Tüm haklarımı aldım diye 3 yıllık sözleşmeye imza attıracaklar. Özel taşerondan alıp devletin desteklediği firmaların kucağına atacaklar. Kamu taşeronları asıl işi yaptığımız için yardımcı eleman, torba yasada işçiler lehine hiçbir madde yok. Seçim için bir parmak bal ağzımıza çalmak istiyorlar. 7 bakan değişti taşeronda değişiklik yok. Emekçiler bunlara inanmamalılar. Bakanların birbirinden haberi yok. Algı operasyonu yapıyorlar. Bu bir seçim yatırımıdır. Kadronun yolu emekçilerin birliğinden geçiyor. Emekçiler bir araya gelmeden kimse bir şey vermez.
TAM KADRO SİSTEMİNİ SAVUNUYORUZ
Doğan Direk (Park Bahçeler İşyeri Temsilcisi): Sendikalaşma sürecinde çok ciddi sıkıntılar çekmemize rağmen DİSK/Genel-İş Sendikası olarak çok ciddi yol katettik. Toplusözleşme hakkını kazanan nadir belediye ve birimlerden biriyiz. Ancak taşeron sisteminin kanayan yarası halen kanamaktadır. Torba yasayla beraber getirilmek istenen ‘Taşerona Kadro’ açıklamalarını doğal haliyle yakından takip etmekteyiz. Çekingen olduğumuz noktalar bulunmakta tabii olarak. Birincisi ister yardımcı iş olsun, ister asıl iş olsun kamuda çalışan taşeronların devlet çatısı altında kadroya alınmalarını istemekteyiz. Özel sözleşmeli personel adı altında hukuksal haklarımızın elimizden alındığı ilerde de çeşitli problemlere neden olacak sistemin gelmesini tasvip etmiyoruz. Kıdem tazminatları, fazla çalıştırılma, ücret durumları gibi mali ve sosyal haklarımızın iyileştirilebileceği, kesin çözüm getiren kökten çözüm olacak ‘tam kadro sistemini’ şiddetle savunmaktayız. Biz Maltepe Belediyesi park ve bahçeler birimi sendika temsilci ve işçi arkadaşlar olarak şuna inanmaktayız; İşçiler Örgütlenin, birleşin, unutmayın birlikten güç doğar!
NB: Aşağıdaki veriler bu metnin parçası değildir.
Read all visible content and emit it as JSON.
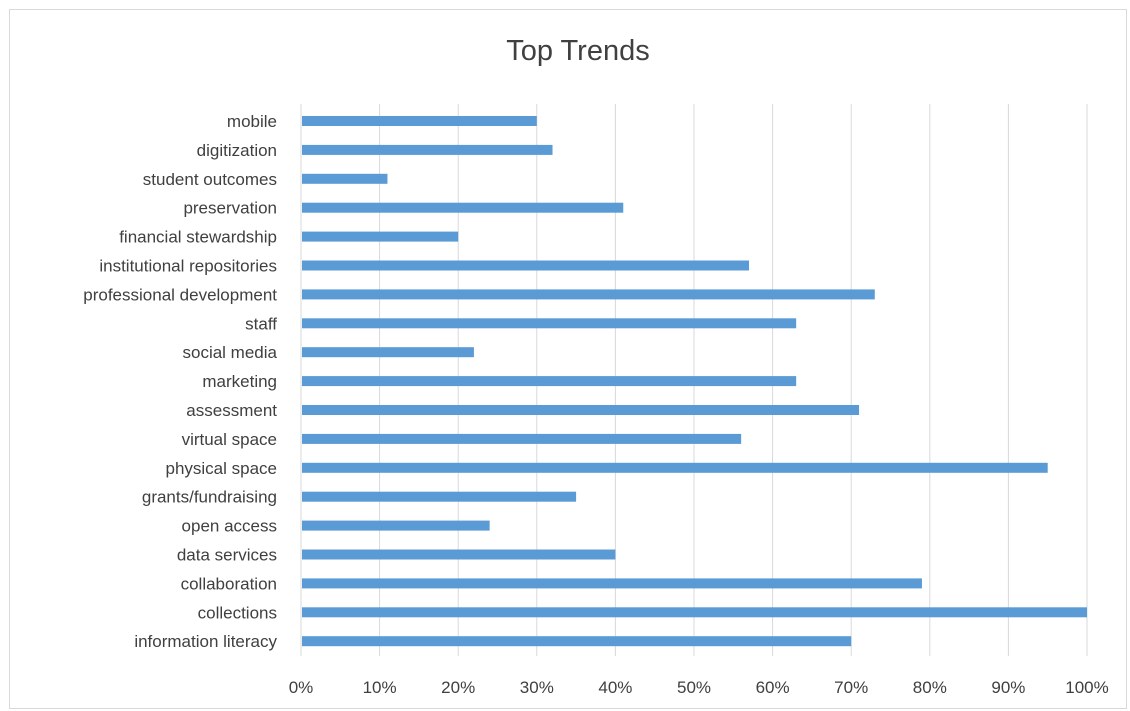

‘DEVLET TAŞERONU DERİNLEŞTİRMEK İSTİYOR’
Umut Karslı (Destek Hizmetleri İşyeri Temsilcisi): Bu ülkede siyasi partiler kan kaybı yaşadığında emekçileri oy deposu olarak görüyor. 8-10 senedir bunları duyuyoruz. Seçimden sonra yerine getirmediler. Bu vaatler yine boşa çıkacaktır. Biz herkese kadro istiyoruz. Ama görüyoruz ki devlet taşeronu derinleştirmek istiyor. Belediyeler sadece belirlediğimiz firmalardan eleman alacaklar, en büyük taşeron ben olacağım diyor. İstihdam bürolarını da hayata geçiriyorlar. Bu da onun için imkan. İşçinin güvencesi olduğunda, sendikalı olduğunda daha ‘kötü’ yerlere varacağını biliyor.
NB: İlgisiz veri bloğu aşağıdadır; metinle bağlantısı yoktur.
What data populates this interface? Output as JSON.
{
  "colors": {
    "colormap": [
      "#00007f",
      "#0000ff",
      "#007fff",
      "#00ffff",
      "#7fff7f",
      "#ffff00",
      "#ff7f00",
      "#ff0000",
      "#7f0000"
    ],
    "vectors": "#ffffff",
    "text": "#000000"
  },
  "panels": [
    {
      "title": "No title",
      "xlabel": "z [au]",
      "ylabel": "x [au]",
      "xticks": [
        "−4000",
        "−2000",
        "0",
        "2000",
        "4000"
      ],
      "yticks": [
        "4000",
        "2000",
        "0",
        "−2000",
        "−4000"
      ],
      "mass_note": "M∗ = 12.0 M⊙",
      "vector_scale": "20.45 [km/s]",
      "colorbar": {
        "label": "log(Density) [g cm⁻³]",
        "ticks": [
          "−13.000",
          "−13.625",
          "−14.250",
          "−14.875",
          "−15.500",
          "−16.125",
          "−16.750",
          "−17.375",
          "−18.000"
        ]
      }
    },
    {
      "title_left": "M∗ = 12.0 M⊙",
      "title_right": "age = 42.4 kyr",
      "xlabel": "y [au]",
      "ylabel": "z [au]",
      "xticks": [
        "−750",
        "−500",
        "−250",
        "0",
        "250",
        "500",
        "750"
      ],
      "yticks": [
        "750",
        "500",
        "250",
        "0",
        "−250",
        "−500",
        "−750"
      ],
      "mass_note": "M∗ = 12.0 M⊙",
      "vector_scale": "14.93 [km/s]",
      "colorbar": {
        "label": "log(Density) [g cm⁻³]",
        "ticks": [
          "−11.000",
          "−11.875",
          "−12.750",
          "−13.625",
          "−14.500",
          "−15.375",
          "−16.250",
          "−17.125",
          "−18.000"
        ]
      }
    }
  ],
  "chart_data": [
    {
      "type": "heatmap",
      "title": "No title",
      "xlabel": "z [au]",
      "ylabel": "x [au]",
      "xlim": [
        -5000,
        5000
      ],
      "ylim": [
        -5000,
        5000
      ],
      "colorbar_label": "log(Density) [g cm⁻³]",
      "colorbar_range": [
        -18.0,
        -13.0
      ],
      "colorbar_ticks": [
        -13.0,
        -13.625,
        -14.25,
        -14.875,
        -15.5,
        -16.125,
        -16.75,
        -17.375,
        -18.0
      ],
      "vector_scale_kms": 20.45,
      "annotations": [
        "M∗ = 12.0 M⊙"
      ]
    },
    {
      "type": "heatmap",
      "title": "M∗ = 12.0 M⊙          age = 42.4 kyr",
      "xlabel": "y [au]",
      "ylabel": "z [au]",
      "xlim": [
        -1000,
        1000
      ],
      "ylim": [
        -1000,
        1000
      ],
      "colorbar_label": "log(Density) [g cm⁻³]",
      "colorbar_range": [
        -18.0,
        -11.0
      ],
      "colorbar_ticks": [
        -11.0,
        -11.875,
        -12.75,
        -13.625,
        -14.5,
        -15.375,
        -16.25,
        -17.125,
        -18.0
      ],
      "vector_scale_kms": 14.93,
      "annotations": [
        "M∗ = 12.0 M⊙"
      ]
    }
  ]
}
Taşeron deyince temizlik işçilerini görüyor. Türkiye’de milyonlarca taşeron işçi var. İnşaatta, tersanede, madende ölümle çalışan işçiler. İş cinayetlerini görüyorsunuz. Bunların hepsi taşerona bakış açısını ortaya koyuyor. Özel sözleşmeli istemiyoruz. Ayrımsız kadro istiyoruz.
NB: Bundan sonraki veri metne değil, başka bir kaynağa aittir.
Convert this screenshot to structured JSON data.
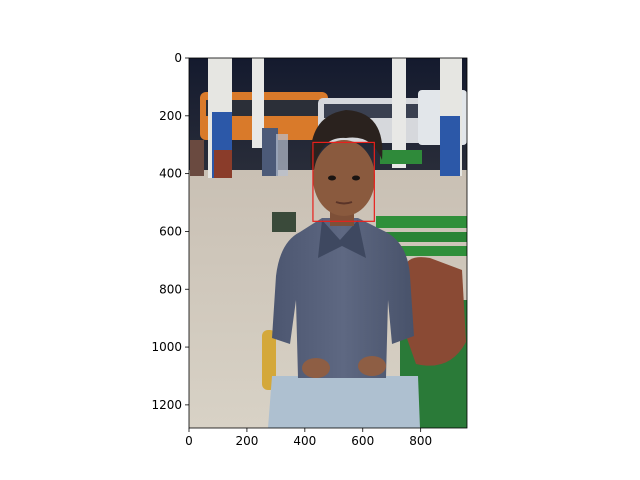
{
  "chart_data": {
    "type": "image",
    "title": "",
    "xlabel": "",
    "ylabel": "",
    "xlim": [
      0,
      960
    ],
    "ylim": [
      1280,
      0
    ],
    "x_ticks": [
      0,
      200,
      400,
      600,
      800
    ],
    "y_ticks": [
      0,
      200,
      400,
      600,
      800,
      1000,
      1200
    ],
    "grid": false,
    "legend": "none",
    "image_content": "photograph",
    "box": {
      "x0": 428,
      "y0": 292,
      "x1": 640,
      "y1": 565,
      "color": "#e8201c"
    }
  },
  "colors": {
    "box_edge": "#e8201c",
    "axes": "#000000"
  }
}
Hükümete destek veren işçilerin bir kısmı “Ak Parti verdiyse yapar” diyor ama kafaları karışık. Bir kısmı vermez diyor. Çıkış göremediği için olacak gözüyle bakıyor. Kadronun sadece örgütlenerek sendikal mücadeleyle kazanılacağını, bunun hak olduğunu bizlerin alacağını söylüyoruz. Bunun çalışmasını yapıyoruz, mücadelesini yürütüyoruz.